I giovani ritratti hanno un nome: Mario, Lino e Luigi detto “Gigio”. Era carnevale e due di loro, scherzosamente, curavano il pesce indossando una maschera.
Un tuffo nel passato, improvviso, alla scoperta di ciò che era, è inevitabile! E così, alcuni giorni dopo, l’incontro con Luigi, papà di Loris: «Quello era proprio un bel periodo», racconta: «Arrivava tanto pescato dalla Sicilia e anche dalla nostra laguna; l’estero allora rappresentava una piccola percentuale del totale del pesce. Veniva scaricato al Tronchetto al mercato ittico e noi, in un laboratorio attrezzato, preparavamo il pesce (il palombo, la razza…) che poi vendevamo al dettaglio dopo averlo consegnato anche bell’e pronto agli altri banchi a Rialto: eravamo i maestri di questa attività!
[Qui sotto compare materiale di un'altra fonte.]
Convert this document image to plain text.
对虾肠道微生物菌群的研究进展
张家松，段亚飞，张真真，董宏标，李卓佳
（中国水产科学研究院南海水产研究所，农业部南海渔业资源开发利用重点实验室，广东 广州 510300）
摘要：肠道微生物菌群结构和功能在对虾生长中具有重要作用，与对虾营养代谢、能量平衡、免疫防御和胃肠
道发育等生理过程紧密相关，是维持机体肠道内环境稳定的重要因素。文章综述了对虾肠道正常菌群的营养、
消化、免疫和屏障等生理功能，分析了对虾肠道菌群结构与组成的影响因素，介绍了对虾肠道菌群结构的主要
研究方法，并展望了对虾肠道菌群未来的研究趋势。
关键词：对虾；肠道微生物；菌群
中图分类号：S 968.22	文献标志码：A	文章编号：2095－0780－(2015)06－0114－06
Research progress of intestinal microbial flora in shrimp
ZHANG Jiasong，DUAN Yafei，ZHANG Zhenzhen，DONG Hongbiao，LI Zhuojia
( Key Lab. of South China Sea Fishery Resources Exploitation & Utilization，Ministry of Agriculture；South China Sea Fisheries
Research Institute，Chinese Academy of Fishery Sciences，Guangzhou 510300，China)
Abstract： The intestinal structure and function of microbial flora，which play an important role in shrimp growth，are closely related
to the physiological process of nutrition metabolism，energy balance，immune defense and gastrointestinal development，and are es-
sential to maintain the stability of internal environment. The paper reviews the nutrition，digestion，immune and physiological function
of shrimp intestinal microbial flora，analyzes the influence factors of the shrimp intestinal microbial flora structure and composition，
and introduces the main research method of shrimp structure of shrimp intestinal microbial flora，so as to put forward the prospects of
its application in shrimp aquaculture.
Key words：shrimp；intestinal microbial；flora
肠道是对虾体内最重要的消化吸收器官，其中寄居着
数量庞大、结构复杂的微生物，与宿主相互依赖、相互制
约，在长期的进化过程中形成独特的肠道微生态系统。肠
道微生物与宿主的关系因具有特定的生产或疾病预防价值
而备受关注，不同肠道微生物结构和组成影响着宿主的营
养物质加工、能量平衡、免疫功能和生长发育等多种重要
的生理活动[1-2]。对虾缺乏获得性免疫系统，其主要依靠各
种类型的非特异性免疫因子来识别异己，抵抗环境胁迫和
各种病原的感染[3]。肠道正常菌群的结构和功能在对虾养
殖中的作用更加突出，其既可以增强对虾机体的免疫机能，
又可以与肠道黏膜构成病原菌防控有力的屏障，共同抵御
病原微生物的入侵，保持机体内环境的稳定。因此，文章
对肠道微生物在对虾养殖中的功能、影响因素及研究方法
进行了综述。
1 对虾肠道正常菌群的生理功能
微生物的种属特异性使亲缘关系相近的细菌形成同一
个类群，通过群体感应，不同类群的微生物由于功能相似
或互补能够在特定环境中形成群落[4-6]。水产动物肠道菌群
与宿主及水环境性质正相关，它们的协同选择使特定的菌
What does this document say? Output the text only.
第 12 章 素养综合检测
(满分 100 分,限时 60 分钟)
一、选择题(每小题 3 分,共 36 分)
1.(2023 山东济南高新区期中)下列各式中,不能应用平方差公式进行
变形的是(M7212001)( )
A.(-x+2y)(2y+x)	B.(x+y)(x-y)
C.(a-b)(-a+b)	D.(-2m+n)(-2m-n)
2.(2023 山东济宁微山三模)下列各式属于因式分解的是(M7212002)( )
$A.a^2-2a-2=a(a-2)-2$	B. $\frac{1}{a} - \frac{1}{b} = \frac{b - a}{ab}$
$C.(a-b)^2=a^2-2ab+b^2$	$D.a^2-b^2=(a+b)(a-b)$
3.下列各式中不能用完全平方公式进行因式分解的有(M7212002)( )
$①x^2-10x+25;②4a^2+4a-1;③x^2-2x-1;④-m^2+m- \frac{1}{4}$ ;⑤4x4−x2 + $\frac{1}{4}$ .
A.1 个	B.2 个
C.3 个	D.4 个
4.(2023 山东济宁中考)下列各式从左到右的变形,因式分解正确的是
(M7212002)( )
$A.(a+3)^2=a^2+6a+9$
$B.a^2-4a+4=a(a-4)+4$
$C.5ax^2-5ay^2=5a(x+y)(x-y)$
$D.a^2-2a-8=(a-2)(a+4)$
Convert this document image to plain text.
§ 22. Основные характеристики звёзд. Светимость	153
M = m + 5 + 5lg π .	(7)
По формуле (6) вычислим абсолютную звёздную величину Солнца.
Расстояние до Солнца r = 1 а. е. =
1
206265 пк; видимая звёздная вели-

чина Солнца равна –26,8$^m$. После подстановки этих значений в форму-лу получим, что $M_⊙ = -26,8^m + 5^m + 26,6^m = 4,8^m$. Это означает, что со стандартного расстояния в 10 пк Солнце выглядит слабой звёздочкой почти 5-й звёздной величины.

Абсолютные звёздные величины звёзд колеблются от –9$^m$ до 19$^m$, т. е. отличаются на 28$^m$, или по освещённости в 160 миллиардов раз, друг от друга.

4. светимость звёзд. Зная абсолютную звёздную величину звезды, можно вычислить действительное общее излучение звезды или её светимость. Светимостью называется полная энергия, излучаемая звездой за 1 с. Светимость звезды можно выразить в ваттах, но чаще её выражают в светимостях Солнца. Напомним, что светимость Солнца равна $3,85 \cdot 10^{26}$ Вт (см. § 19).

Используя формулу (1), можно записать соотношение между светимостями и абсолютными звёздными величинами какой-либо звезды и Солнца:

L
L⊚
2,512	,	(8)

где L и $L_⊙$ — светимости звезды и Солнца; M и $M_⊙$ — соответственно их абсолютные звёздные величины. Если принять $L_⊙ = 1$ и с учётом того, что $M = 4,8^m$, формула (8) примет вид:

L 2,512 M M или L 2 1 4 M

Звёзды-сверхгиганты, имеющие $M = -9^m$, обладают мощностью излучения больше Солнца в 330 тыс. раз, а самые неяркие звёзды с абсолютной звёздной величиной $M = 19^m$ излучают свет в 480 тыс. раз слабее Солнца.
E i nostri figli hanno imparato da noi! Allora – aggiunge – si mangiava tanto pesce. Forse c’era meno varietà rispetto ad oggi; la cucina della tradizione era più semplice: quanto pesce fritto con polenta si mangiava!».
Il lavoro era faticoso: arrivavano cassoni di pesce anche da 80 chilogrammi ciascuno; ora sono cassette da 5 o 10 chili».
Nonostante la fatica, però, Luigi confessa di essere sempre andato a lavorare con entusiasmo, anche con la febbre: non c’era pioggia, vento, freddo che lo potesse fermare (lui, poi – figlio di pescatori – sulla barca già all’età di sette anni). Gli piaceva poi il rapporto con le persone: «Eravamo sì più modesti, più semplici, ma uniti… e poi c’erano le fie…», che certo non passavano inosservate.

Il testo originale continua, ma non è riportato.